About me

Curriculum Vitae

Song Chen (陳松) is a Ph.D. Candidate in East Asian Languages and Civilizations. He is currently completing his dissertation “Managing the Provinces from Afar: The Imperial State and Elites in Sichuan, 755-1279” under the direction of Professor Peter K. Bol. Before his enrollment at Harvard, he had majored in international economics at Fudan University and worked as an assistant to Professor Linda G. Sprague at China Europe International Business School. His academic interests include state-society relations in China; Chinese economics history; historical sociology; use of social network analysis in the humanities.

His research is centered on the intricate interplay between the state, elites, and ideas from the 8th to the 18th century. His recent projects aim to understand the mechanisms by which China achieved high degrees of political, social, and cultural integration in history. His dissertation discusses the creation of a decentralized structure of governance in Sichuan in the eleventh century and the subsequent emergence of a new, locally embedded, office-holding elite. It reveals a symbiotic relationship between the imperial state and this elite, which enabled the state to successfully integrate Sichuan into the national polity by making the local elite stakeholders in the imperial system.

His other projects deal with the tension between the realities of political governance and the ideological and social ideals of Neo-Confucianism in the late imperial period. In a study of the cult of Zitong, he examined the ideological pressures the state and scholars faced for justifying their patronage of the cult from the fifteenth to the early nineteenth century. In another project, by investigating Yongzheng Emperor’s (r. 1722-1735) failed attempt to establish community granaries, he revealed the fundamental tensions between the logics of bureaucratic operations and the principles of moral persuasion and elite voluntarism in Neo-Confucian social programs.

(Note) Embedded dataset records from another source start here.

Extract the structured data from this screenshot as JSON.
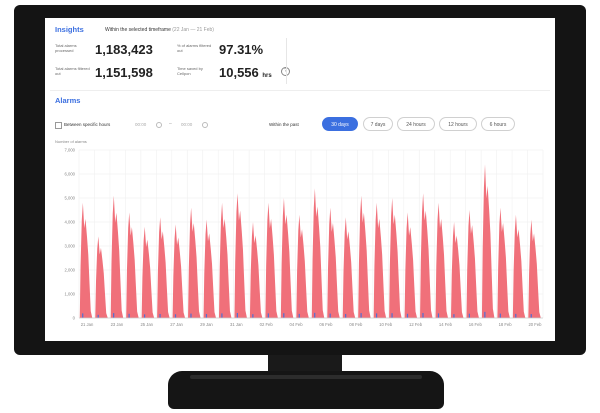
{
  "insights": {
    "title": "Insights",
    "timeframe_label": "Within the selected timeframe",
    "timeframe_dates": "(22 Jan — 21 Feb)",
    "stats": [
      {
        "label": "Total alarms processed",
        "value": "1,183,423"
      },
      {
        "label": "% of alarms filtered out",
        "value": "97.31%"
      },
      {
        "label": "Total alarms filtered out",
        "value": "1,151,598"
      },
      {
        "label": "Time saved by Cellpon",
        "value": "10,556",
        "unit": "hrs"
      }
    ],
    "help_icon": "question-circle-icon"
  },
  "alarms": {
    "title": "Alarms",
    "between_hours_label": "Between specific hours",
    "from_time": "00:00",
    "to_time": "00:00",
    "dash": "–",
    "within_label": "Within the past",
    "ranges": [
      "30 days",
      "7 days",
      "24 hours",
      "12 hours",
      "6 hours"
    ],
    "active_range": "30 days",
    "accent_color": "#3b6fe0"
  },
  "chart_data": {
    "type": "area",
    "ylabel": "Number of alarms",
    "ylim": [
      0,
      7000
    ],
    "yticks": [
      "7,000",
      "6,000",
      "5,000",
      "4,000",
      "3,000",
      "2,000",
      "1,000",
      "0"
    ],
    "x_tick_labels": [
      "21 Jan",
      "23 Jan",
      "25 Jan",
      "27 Jan",
      "29 Jan",
      "31 Jan",
      "02 Feb",
      "04 Feb",
      "06 Feb",
      "08 Feb",
      "10 Feb",
      "12 Feb",
      "14 Feb",
      "16 Feb",
      "18 Feb",
      "20 Feb"
    ],
    "series": [
      {
        "color": "#f0707a",
        "daily_peaks": [
          4800,
          3400,
          5100,
          4400,
          3800,
          4200,
          3900,
          4600,
          4100,
          4800,
          5200,
          4000,
          4800,
          5000,
          4300,
          5400,
          4600,
          4200,
          5100,
          4800,
          5000,
          4400,
          5200,
          4800,
          4000,
          4500,
          6400,
          4600,
          4300,
          4100
        ]
      },
      {
        "color": "#3b6fe0",
        "peak_ratio": 0.04
      }
    ],
    "grid": true
  }
}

Song Chen actively explores new ways of studying and teaching history in a digital information environment. From 2006 to 2010, he was the project manager for the China Biographical Database project, an online relational database currently of 70,000 historical figures that is being expanded to cover the Chinese political elite over the last 2000 years. He is also exploring the combination of network analysis and large biographical datasets in the history research. His article “Native Incumbency and Elite Networks in Song Dynasty Sichuan: Evidence of the Turn of the Mid-Eleventh Century from China Biographical Database (CBDB)” revealed shifts in the patterns of elite behavior by using social network analysis tools and CBDB data and was published online via the Society for Song, Yuan, and Conquest Dynasties Studies in 2008.